TOKYO: Japan Tobacco Inc. raised its fiscal year-end dividend as it sees continued “mid to long term” growth, even as the company adjusted its operating profit target to reflect an exit from its beverage businesses earlier this year.
Operating income will probably be 554 billion yen ($4.6 billion) for the year through December based on continuing operations, which is unchanged from its previous forecast, Japan Tobacco said in a statement Wednesday. That compared with the company’s forecast of 668 billion yen in August that includes the discontinued operations.
“The ongoing solid business momentum gives us confidence to achieve mid- to long-term profit growth at constant FX, allowing us to revise the forecast for year-end dividend per share upwards,” Japan Tobacco’s President Mitsuomi Koizumi said in a statement.
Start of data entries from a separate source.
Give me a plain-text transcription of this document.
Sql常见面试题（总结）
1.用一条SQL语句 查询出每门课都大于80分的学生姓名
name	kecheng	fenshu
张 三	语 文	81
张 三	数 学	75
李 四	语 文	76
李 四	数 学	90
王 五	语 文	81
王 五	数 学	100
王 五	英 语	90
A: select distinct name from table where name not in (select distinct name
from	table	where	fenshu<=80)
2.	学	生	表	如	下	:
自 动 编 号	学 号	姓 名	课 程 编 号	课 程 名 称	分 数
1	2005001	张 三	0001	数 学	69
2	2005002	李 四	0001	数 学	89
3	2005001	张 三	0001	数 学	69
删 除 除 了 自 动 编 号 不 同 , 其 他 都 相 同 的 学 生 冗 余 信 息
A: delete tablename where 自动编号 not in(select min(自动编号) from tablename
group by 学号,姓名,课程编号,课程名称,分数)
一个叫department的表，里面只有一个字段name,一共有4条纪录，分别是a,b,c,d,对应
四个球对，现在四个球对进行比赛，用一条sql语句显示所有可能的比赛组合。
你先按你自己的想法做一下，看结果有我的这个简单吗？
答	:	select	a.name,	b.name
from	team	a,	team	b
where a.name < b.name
The Tokyo-based company increased its planned dividend per share for the current fiscal year by 10 yen to 118 yen.
The Tokyo-based company is transitioning to a new accounting period matching the calendar. Full-year sales will probably be 2.25 trillion yen, compared with its previous forecast of 2.26 trillion yen, while net income will probably be 474 billion yen compared with its previous target of 471 billion yen, according to Japan Tobacco.
Japan Tobacco had raised its annual profit target by 22 percent to 471 billion yen in August, after withdrawing from its beverage and vending machine businesses to focus on cigarettes. The former Japanese monopoly, which is paying $5 billion for rights to sell Natural American Spirit cigarettes outside the U.S., has bought brands and products abroad in the face of a shrinking population and a stagnating smoking rate at home.